Dear Editor,

We read with great interest the recent publication by Osawa et al. regarding heterogeneity in the treatment effects of polymyxin B hemadsorption (PMX-HA) [1]. We consider it to be intriguing and express our respect to the authors for conducting such a meticulous analysis.

However, we have concerns that this study may contain biases. We would like to discuss the two biases of concern.

Survivor treatment selection bias

The authors used data from a retrospective observational study (JSPETIC-DIC study) to analyze the heterogeneity treatment effects of PMX-HA and suggested that prothrombin time–international normalized ratio (PT-INR) > 1.4 or lactate > 3 mmol/L could serve as criteria for a “targeted subpopulation” that may have greater treatment efficacy with PMX-HA. However, the analytical approach of the authors may give rise to survivor treatment selection bias, and consequently, these criteria may not correctly identify such patients.

Survivor treatment selection bias is where the effect of an intervention is overestimated because of not considering the time difference between the start of observation and the time of intervention [2]. Patients who die early after the start of observation cannot receive the intervention owing to their death and are therefore allocated to the control group, making the intervention group appear to have a higher survival rate. The effect of this bias is brought about by patients who died during the period in which they could have received the intervention, and the impact is greater when there are many such patients in the analyzed population. Moreover, this bias occurs owing to reverse causation between the outcome and the intervention, so adjusting for patient characteristics cannot eliminate it.

If survivor treatment selection bias is present, there will be a tendency to overestimate the effect of the intervention in patients who die early after the start of observation. Consequently, there will appear to be a large difference in mortality rates between the intervention and control groups in a population that is likely to experience early mortality after observation. This creates the illusion that the intervention is significantly more effective in such a population. As a result, the selection criteria for patients who are expected to have a large treatment effect could be influenced by this bias.

In their analysis, the authors appear to have used the variable PMX-HA in the JSEPTIC-DIC study data to create a PMX-HA group and control group. According to the definition of JSEPTIC-DIC study data, the variable PMX-HA was “Yes” if the patient received PMX-HA during the first 7 days after ICU admission, and the start of observation was ICU admission [3]. Although the day of receiving PMX-HA was absent in the data, it could be inferred that not all patients in the PMX-HA group received PMX-HA simultaneously with their ICU admission because of the retrospective nature of that study. Therefore, the results of the study could be affected by survivor treatment selection bias and these criteria may not capture patients who may benefit most from PMX-HA.

Immortal time bias

The authors applied the aforementioned criteria to a validation cohort derived from the EUPHRATES trial [4] data and reported that PMX-HA significantly improved mortality in the “targeted subpopulation.” However, these results could be influenced by immortal time bias.

Immortal time bias arises when there is a delay between cohort entry and completion of the intervention [5]. In this analysis, the exposure was defined as “the standard regimen of two PMX-HA treatments,” that is, two PMX-HA treatments with a 24-h interval [4]. Consequently, the time frame from cohort entry to the first PMX-HA treatment and the 24-h interval between the first and second PMX-HA treatments constitute immortal time.

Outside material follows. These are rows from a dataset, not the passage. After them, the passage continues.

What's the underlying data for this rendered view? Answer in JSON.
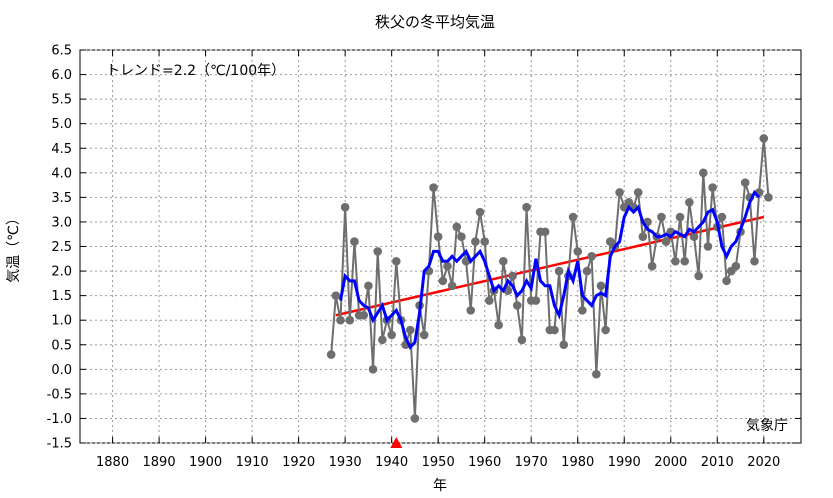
{
  "chart_data": {
    "type": "line",
    "title": "秩父の冬平均気温",
    "xlabel": "年",
    "ylabel": "気温（℃）",
    "annotation": "トレンド=2.2（℃/100年）",
    "credit": "気象庁",
    "xlim": [
      1873,
      2028
    ],
    "ylim": [
      -1.5,
      6.5
    ],
    "grid": true,
    "x_ticks": [
      1880,
      1890,
      1900,
      1910,
      1920,
      1930,
      1940,
      1950,
      1960,
      1970,
      1980,
      1990,
      2000,
      2010,
      2020
    ],
    "y_ticks": [
      "6.5",
      "6.0",
      "5.5",
      "5.0",
      "4.5",
      "4.0",
      "3.5",
      "3.0",
      "2.5",
      "2.0",
      "1.5",
      "1.0",
      "0.5",
      "0.0",
      "-0.5",
      "-1.0",
      "-1.5"
    ],
    "marker_year": 1941,
    "colors": {
      "annual": "#6e6e6e",
      "moving_average": "#0000ff",
      "trend": "#ff0000",
      "marker": "#ff0000"
    },
    "series": [
      {
        "name": "",
        "kind": "annual",
        "x": [
          1927,
          1928,
          1929,
          1930,
          1931,
          1932,
          1933,
          1934,
          1935,
          1936,
          1937,
          1938,
          1939,
          1940,
          1941,
          1942,
          1943,
          1944,
          1945,
          1946,
          1947,
          1948,
          1949,
          1950,
          1951,
          1952,
          1953,
          1954,
          1955,
          1956,
          1957,
          1958,
          1959,
          1960,
          1961,
          1962,
          1963,
          1964,
          1965,
          1966,
          1967,
          1968,
          1969,
          1970,
          1971,
          1972,
          1973,
          1974,
          1975,
          1976,
          1977,
          1978,
          1979,
          1980,
          1981,
          1982,
          1983,
          1984,
          1985,
          1986,
          1987,
          1988,
          1989,
          1990,
          1991,
          1992,
          1993,
          1994,
          1995,
          1996,
          1997,
          1998,
          1999,
          2000,
          2001,
          2002,
          2003,
          2004,
          2005,
          2006,
          2007,
          2008,
          2009,
          2010,
          2011,
          2012,
          2013,
          2014,
          2015,
          2016,
          2017,
          2018,
          2019,
          2020,
          2021
        ],
        "y": [
          0.3,
          1.5,
          1.0,
          3.3,
          1.0,
          2.6,
          1.1,
          1.1,
          1.7,
          0.0,
          2.4,
          0.6,
          1.0,
          0.7,
          2.2,
          1.0,
          0.5,
          0.8,
          -1.0,
          1.3,
          0.7,
          2.0,
          3.7,
          2.7,
          1.8,
          2.1,
          1.7,
          2.9,
          2.7,
          2.2,
          1.2,
          2.6,
          3.2,
          2.6,
          1.4,
          1.6,
          0.9,
          2.2,
          1.6,
          1.9,
          1.3,
          0.6,
          3.3,
          1.4,
          1.4,
          2.8,
          2.8,
          0.8,
          0.8,
          2.0,
          0.5,
          1.9,
          3.1,
          2.4,
          1.2,
          2.0,
          2.3,
          -0.1,
          1.7,
          0.8,
          2.6,
          2.5,
          3.6,
          3.3,
          3.4,
          3.3,
          3.6,
          2.7,
          3.0,
          2.1,
          2.7,
          3.1,
          2.6,
          2.8,
          2.2,
          3.1,
          2.2,
          3.4,
          2.7,
          1.9,
          4.0,
          2.5,
          3.7,
          2.9,
          3.1,
          1.8,
          2.0,
          2.1,
          2.8,
          3.8,
          3.5,
          2.2,
          3.6,
          4.7,
          3.5
        ]
      },
      {
        "name": "",
        "kind": "moving_average",
        "x": [
          1929,
          1930,
          1931,
          1932,
          1933,
          1934,
          1935,
          1936,
          1937,
          1938,
          1939,
          1940,
          1941,
          1942,
          1943,
          1944,
          1945,
          1946,
          1947,
          1948,
          1949,
          1950,
          1951,
          1952,
          1953,
          1954,
          1955,
          1956,
          1957,
          1958,
          1959,
          1960,
          1961,
          1962,
          1963,
          1964,
          1965,
          1966,
          1967,
          1968,
          1969,
          1970,
          1971,
          1972,
          1973,
          1974,
          1975,
          1976,
          1977,
          1978,
          1979,
          1980,
          1981,
          1982,
          1983,
          1984,
          1985,
          1986,
          1987,
          1988,
          1989,
          1990,
          1991,
          1992,
          1993,
          1994,
          1995,
          1996,
          1997,
          1998,
          1999,
          2000,
          2001,
          2002,
          2003,
          2004,
          2005,
          2006,
          2007,
          2008,
          2009,
          2010,
          2011,
          2012,
          2013,
          2014,
          2015,
          2016,
          2017,
          2018,
          2019
        ],
        "y": [
          1.4,
          1.9,
          1.8,
          1.8,
          1.4,
          1.3,
          1.25,
          1.0,
          1.15,
          1.3,
          1.0,
          1.1,
          1.2,
          1.0,
          0.65,
          0.45,
          0.55,
          1.15,
          2.0,
          2.1,
          2.4,
          2.4,
          2.2,
          2.2,
          2.3,
          2.2,
          2.3,
          2.4,
          2.2,
          2.3,
          2.4,
          2.2,
          1.9,
          1.6,
          1.7,
          1.6,
          1.8,
          1.7,
          1.5,
          1.6,
          1.8,
          1.65,
          2.25,
          1.8,
          1.7,
          1.7,
          1.3,
          1.1,
          1.5,
          2.0,
          1.8,
          2.2,
          1.5,
          1.4,
          1.3,
          1.5,
          1.55,
          1.5,
          2.3,
          2.5,
          2.6,
          3.1,
          3.3,
          3.2,
          3.3,
          3.0,
          2.85,
          2.8,
          2.7,
          2.7,
          2.75,
          2.7,
          2.8,
          2.75,
          2.7,
          2.85,
          2.8,
          2.9,
          3.0,
          3.2,
          3.25,
          3.0,
          2.5,
          2.3,
          2.5,
          2.6,
          2.85,
          3.1,
          3.4,
          3.6,
          3.5
        ]
      },
      {
        "name": "",
        "kind": "trend",
        "x": [
          1928,
          2020
        ],
        "y": [
          1.1,
          3.1
        ]
      }
    ]
  }
}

Essentially, the individuals in the PMX-HA group must survive during this time frame. An analysis that neglects to account for this immortal time could lead to overestimation of the effect of PMX-HA.

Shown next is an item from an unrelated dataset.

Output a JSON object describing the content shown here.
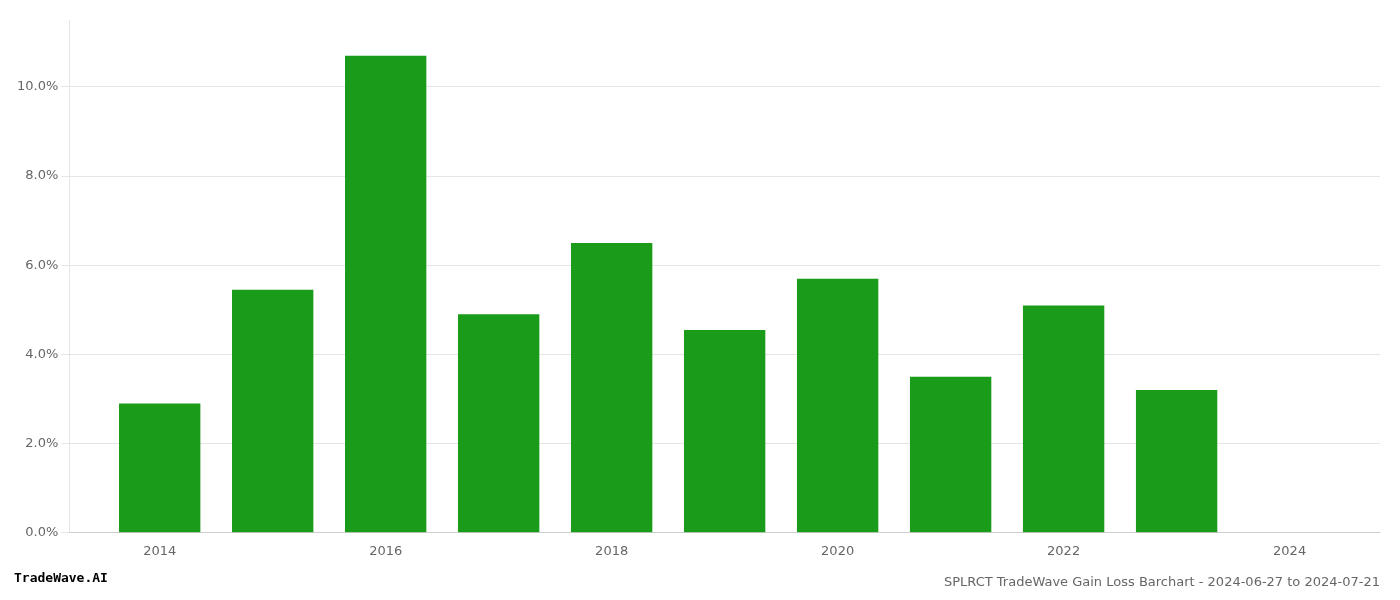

The authors simply divided the population according to the presence or absence of the exposure. The Kaplan–Meier curve in their Fig. 3 exhibits no fatalities in the PMX-HA group until day 3, which suggests the presence of immortal time. Additionally, the authors used the Cox proportional hazards model, which does not consider immortal time bias. Therefore, the observed significant improvement in mortality among the PMX-HA group in the targeted subpopulation might be overestimated by immortal time bias. It would be more desirable to analyze the treatment allocation in the EUPHRATES trial as an exposure (intention-to-treat analysis) or to perform an analysis considering immortal time.

The above study addresses an important issue using a novel methodology, but biases may influence the results. Nevertheless, it should be noted that even if these biases are present, they may not significantly impact the conclusions. If the authors provide reanalysis results that address these concerns, it would greatly benefit Critical Care readers.